Lone Survivor (PC)
What if you were the last person alive? There is this scene early in The Omega Man, a half-decent Charlton Heston movie, that sums it up for me. Heston is the last man on Earth. At night he fends off vampiric hoards, but during the day he is alone, watching Woodstock in a room full of corpses and driving around in an expensive car. At one point he hears a payphone ring. Another phone starts to ring, and then, the overwhelming sound of thousands of telephones going off at the same time. He shouts, savagely, “There is no phone ringing dammit!” The sounds stop. He is left alone in silence, again. Staying sane is a tricky business.
In Jasper Byrne’s Lone Survivor, a man wakes up in a decent two bedroom apartment, wearing a face mark. He hears somebody on the radio, asking if there are any survivors. In the halls are fleshy abominations, inside-out creatures out to kill, but, nonetheless, he decides to leave the apartment. It’s a stock premise, but here it is taken to a relentlessly bleak place. The game is 2D with dark pixel art. Everything is crumbling and falling apart. The sound design relies heavily on drones and static to create an atmosphere of tension. It is a game played in a perpetual state of anxiety.
Most of Lone Survivor is spent walking around the corridors of the apartment building, either killing or avoiding the creatures that lurk in its halls. Combat is simple: point gun and shoot until dead. But enemies are everywhere and bullets aren’t. That increases the tension, and the game unsettles even more by contrasting the mundane and the abnormal. Byrne is uninterested in cheap scares; I was often more disturbed by Byrne’s willingness to play on the protagonist’s deteriorating mental health to create vivid scenes. Early on he has the protagonist walking into a cocktail party after avoiding hallways filled with monsters. The garrotte-tight tension gets right up to your throat and the uncertainty of what is going on and what to do next paralyses.

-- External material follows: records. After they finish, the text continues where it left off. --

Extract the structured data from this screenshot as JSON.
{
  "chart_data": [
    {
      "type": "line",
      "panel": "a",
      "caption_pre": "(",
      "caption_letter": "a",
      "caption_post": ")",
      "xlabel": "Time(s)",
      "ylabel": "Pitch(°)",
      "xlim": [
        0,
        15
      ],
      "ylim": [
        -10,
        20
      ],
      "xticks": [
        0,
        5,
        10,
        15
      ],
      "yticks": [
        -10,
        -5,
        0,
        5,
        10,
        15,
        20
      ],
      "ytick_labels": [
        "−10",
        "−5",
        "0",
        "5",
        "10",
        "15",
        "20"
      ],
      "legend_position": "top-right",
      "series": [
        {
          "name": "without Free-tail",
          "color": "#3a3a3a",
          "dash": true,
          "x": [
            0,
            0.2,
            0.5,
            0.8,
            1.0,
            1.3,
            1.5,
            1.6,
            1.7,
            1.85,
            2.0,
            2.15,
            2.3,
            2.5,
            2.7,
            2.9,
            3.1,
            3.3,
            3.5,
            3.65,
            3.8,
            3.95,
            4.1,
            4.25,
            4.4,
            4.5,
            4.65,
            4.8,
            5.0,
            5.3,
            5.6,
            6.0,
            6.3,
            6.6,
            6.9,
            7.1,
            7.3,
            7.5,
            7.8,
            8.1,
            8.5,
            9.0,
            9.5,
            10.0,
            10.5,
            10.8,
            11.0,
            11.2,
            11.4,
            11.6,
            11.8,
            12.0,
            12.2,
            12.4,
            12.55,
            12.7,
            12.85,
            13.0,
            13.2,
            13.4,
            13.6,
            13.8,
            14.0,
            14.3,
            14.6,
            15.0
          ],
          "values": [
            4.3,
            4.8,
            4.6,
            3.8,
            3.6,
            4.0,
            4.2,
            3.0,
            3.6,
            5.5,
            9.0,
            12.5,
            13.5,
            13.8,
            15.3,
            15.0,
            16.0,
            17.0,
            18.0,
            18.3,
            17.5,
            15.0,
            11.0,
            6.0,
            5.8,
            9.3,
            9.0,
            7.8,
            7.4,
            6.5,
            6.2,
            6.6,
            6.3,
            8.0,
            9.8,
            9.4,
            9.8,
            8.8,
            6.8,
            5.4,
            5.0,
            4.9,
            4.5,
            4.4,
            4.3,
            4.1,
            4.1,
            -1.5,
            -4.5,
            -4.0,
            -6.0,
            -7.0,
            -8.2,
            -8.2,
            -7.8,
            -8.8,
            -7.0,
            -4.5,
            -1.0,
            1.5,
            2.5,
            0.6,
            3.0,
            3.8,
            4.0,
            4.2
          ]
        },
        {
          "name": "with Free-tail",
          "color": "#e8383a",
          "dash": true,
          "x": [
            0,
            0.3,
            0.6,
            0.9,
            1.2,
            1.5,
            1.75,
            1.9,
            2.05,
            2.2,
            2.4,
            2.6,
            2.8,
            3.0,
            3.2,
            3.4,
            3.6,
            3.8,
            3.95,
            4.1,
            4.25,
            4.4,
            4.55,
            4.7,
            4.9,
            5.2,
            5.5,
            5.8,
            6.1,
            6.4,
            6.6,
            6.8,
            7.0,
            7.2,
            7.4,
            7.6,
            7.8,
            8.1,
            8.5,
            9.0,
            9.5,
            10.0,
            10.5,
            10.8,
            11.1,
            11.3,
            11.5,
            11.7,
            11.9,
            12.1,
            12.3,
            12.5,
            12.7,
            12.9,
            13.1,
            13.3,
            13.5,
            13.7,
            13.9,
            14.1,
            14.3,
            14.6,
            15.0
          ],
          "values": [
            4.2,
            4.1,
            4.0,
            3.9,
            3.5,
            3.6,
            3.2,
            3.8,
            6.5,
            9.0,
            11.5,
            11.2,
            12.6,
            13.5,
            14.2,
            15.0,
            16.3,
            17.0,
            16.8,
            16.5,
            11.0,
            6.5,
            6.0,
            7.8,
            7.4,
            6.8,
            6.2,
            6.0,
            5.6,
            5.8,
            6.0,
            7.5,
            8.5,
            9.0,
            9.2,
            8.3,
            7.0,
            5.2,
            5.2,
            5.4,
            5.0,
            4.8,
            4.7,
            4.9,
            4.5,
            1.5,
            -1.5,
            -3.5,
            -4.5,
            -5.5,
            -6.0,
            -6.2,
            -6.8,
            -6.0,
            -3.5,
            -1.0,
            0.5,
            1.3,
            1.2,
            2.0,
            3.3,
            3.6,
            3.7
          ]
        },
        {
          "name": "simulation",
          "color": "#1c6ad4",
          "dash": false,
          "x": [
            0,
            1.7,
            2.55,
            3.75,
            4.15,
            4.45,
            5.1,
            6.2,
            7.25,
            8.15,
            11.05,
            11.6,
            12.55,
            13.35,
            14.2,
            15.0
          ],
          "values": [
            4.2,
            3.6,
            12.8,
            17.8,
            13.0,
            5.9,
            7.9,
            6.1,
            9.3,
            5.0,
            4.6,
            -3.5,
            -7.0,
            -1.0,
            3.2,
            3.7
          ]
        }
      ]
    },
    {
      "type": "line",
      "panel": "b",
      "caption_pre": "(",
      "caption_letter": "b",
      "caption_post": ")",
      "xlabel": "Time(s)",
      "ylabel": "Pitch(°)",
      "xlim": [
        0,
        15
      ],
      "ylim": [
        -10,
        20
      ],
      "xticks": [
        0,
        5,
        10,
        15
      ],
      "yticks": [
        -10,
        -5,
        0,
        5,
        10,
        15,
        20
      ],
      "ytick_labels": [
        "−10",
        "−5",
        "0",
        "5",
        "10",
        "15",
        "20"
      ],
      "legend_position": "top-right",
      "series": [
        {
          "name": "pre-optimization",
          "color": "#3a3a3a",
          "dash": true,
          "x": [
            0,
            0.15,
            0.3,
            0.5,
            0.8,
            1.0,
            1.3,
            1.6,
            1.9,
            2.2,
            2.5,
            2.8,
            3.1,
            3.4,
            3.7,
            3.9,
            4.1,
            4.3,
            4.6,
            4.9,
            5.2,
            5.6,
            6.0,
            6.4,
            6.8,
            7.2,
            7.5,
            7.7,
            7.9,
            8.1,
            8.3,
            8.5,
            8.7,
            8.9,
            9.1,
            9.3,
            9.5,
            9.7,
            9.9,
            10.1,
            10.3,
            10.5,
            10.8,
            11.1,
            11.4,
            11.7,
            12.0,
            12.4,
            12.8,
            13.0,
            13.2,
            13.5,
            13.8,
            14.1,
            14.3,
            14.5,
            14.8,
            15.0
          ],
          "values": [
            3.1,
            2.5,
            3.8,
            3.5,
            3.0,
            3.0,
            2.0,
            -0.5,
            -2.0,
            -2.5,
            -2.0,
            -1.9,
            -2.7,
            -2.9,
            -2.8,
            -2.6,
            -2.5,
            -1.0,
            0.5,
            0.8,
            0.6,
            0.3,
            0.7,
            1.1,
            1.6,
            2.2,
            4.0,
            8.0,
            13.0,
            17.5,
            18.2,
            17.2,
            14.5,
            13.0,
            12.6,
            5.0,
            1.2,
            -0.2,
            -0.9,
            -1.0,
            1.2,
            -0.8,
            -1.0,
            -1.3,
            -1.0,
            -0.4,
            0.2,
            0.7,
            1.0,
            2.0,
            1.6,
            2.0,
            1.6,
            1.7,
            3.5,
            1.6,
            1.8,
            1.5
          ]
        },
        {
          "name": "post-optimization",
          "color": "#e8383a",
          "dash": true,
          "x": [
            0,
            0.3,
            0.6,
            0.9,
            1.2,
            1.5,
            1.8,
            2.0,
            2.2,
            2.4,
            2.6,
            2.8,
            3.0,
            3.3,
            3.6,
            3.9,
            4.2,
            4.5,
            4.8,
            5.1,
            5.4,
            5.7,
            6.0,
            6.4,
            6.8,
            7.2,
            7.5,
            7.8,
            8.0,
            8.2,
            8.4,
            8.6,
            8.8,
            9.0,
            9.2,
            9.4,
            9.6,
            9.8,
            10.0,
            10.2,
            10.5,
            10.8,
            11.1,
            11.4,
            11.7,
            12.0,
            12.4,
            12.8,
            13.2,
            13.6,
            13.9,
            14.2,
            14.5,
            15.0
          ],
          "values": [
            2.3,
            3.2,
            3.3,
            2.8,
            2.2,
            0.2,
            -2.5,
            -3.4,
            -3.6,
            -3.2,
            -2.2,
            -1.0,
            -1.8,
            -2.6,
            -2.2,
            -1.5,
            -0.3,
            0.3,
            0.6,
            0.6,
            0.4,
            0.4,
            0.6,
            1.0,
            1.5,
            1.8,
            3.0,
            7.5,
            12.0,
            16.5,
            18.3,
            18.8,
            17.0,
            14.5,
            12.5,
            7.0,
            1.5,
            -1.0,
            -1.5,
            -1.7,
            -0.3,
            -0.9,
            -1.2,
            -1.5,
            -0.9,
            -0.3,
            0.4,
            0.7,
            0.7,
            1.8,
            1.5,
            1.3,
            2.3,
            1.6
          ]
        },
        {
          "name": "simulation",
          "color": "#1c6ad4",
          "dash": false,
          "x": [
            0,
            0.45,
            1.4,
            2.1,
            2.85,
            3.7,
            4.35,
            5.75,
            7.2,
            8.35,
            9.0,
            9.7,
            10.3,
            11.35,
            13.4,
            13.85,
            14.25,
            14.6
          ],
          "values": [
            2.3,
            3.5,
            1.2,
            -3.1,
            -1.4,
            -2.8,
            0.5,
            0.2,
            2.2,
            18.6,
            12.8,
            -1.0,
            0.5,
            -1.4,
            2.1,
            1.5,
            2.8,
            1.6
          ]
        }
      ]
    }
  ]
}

Then there’s the way the game fetishizes the normal. A kettle, a can opener, a bucket — everything takes on a deadly importance. Very few games would bother to make the distinction between instant coffee and ground espresso, but in an apocalyptic scenario these small comforts are all there is. The apartment is a safe space, the only one in the game, and as time goes on, starts to feel like a home. The moment when the protagonist finds gas for his stove is an important one akin to finding an oasis in the desert. The rhythm of survival horror is built around the scarcity of ammo, but here a can of beans is far more scarce and necessary. Finding and eating food – good food – becomes the main way of keeping your character healthy and sane. Cooking takes on a mystical power that only the truly hungry understand.
Jasper Byrne is indebted to Silent Hill in many ways. It’s clear he’s a fan – for a competition a few years ago he made a demake (the opposite of remake) of Silent Hill 2 titled, of course, Soundless Mountain 2. Silent Hill’s hallmarks are here. Both have the mundane settings (an apartment building was also used in Silent Hill 2), the characters on the edge of sanity, the not-quite-human-but-human-enough monstrosities that plague the protagonists. But it adheres too closely to the template set out by the series, cribbing most of its infrastructure and ideas from the game. Usually this isn’t an issue; this sort of borrowing is standard in videogames, where mechanics are expected to be iterated upon until they shine. It’s these ideas, the focus on linear exploration and so-so combat that diminish the stronger moments in the game.